You’ve watched a butterfly choosing, or if it wasn’t choosing, still it seemed to choose a flower pattern like itself. Our breath escaping in the haze of the [inaudible]. You watch yours disintegrate and do not recognize yourself. But I am watching and I see you breathing in one. I can’t see beneath the picture of awe on your face the image of the visionary moment. And even if it isn’t happening beneath the end, I forgive myself for feeling nothing, no visionary [inaudible].

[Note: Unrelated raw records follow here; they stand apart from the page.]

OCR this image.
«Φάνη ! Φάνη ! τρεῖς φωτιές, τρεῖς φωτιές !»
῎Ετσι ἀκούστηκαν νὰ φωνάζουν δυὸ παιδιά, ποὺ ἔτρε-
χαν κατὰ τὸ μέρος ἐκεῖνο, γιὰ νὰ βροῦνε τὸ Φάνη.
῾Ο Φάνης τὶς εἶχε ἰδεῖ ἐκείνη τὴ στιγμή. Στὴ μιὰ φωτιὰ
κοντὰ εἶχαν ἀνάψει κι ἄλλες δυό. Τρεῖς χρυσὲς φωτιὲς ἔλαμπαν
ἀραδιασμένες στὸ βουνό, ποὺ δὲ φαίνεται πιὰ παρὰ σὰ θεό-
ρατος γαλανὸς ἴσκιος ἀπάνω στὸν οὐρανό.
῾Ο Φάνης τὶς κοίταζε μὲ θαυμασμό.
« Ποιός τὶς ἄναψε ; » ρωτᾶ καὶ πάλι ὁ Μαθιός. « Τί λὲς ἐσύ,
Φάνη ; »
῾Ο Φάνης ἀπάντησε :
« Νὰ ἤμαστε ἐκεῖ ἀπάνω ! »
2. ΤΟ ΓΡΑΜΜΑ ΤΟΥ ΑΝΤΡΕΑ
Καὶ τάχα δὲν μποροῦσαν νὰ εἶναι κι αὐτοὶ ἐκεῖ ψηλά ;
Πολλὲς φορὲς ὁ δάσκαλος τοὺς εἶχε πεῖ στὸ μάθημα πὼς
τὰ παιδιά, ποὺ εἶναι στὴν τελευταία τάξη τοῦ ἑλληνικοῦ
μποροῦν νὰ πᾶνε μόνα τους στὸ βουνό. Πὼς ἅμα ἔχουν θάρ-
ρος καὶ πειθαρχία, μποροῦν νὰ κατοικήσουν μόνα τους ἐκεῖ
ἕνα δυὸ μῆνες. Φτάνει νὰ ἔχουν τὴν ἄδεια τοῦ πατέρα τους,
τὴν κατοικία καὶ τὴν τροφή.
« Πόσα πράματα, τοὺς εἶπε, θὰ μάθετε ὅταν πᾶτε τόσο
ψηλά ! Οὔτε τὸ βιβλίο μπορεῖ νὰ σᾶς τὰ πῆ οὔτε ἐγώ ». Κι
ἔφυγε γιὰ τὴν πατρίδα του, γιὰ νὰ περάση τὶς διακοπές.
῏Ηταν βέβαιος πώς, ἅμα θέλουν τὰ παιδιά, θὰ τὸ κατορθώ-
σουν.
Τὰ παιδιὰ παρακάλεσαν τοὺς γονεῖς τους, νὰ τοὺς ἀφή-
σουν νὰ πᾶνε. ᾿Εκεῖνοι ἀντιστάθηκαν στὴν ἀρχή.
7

In the hills roll beneath the surface of the lake. As [inaudible] did it, no singing, but in guitar. And sometimes human voices singing, keyboards sometime. In 1997, three years after Hex at the start of the new music. Each guitar, a wall and hammer bolt. If we forgave ourselves for making what we have made, we would destroy what we have made before we got ourselves to enjoy it. No, we won’t release ourselves to joy with our forgiveness, never. And so we build a tower from the top of which we hope to reach forgiveness. Opportunities for one to be unhappy are unlimited. A pitch of silence in the everyday unsounded.
One’s opportunities belong to one. But rogue unhappiness has claimed their midst in a consuming infinity that even now [inaudible]. As [inaudible] did it, though you didn’t notice. Listen, the songs are a hit, but listening, the sheer connections between all things become long flat. America, the sheer connections spray and clouds at the Capitol and those who scream they want you back, they’ve never seen you. And they wouldn’t recognize you if you came. And those who lie face down on the floor in the chamber see the floor only. The woman on the other side of the door wide eyed and bleeding sees no metaphor. Oh, music, where have you fled? Oh, music who will make you?
Geoffrey G. O’Brien: Shane, thank you so much for hexing the I am to further life and for encompassing so many kinds of terrain into your project. It’s a great way to end this series of readings for 2021. We will certainly be back in the fall although we will be remote despite this anguishly embodied image that I’m now sharing the space with because we need to make decisions long before we can know what will happen. And we’ll try and take advantage of the remoteness to really book some great people who are far-flung.
I want to thank UC Berkeley Libraries and our amazing audio visual team. And I really, emphatically want to thank Noah Warren who’s made the difference between theory and practice in exist and in coordinating the series. And I don’t know who’s coming next fall and spring yet, but I do know one of the people who’s coming and that will be Noah Warren himself who has a book of poetry coming out from Copper Canyon about the complete stories. So, we know at least one of our readers for next year. Thank you for supporting the series and see you then. Bye.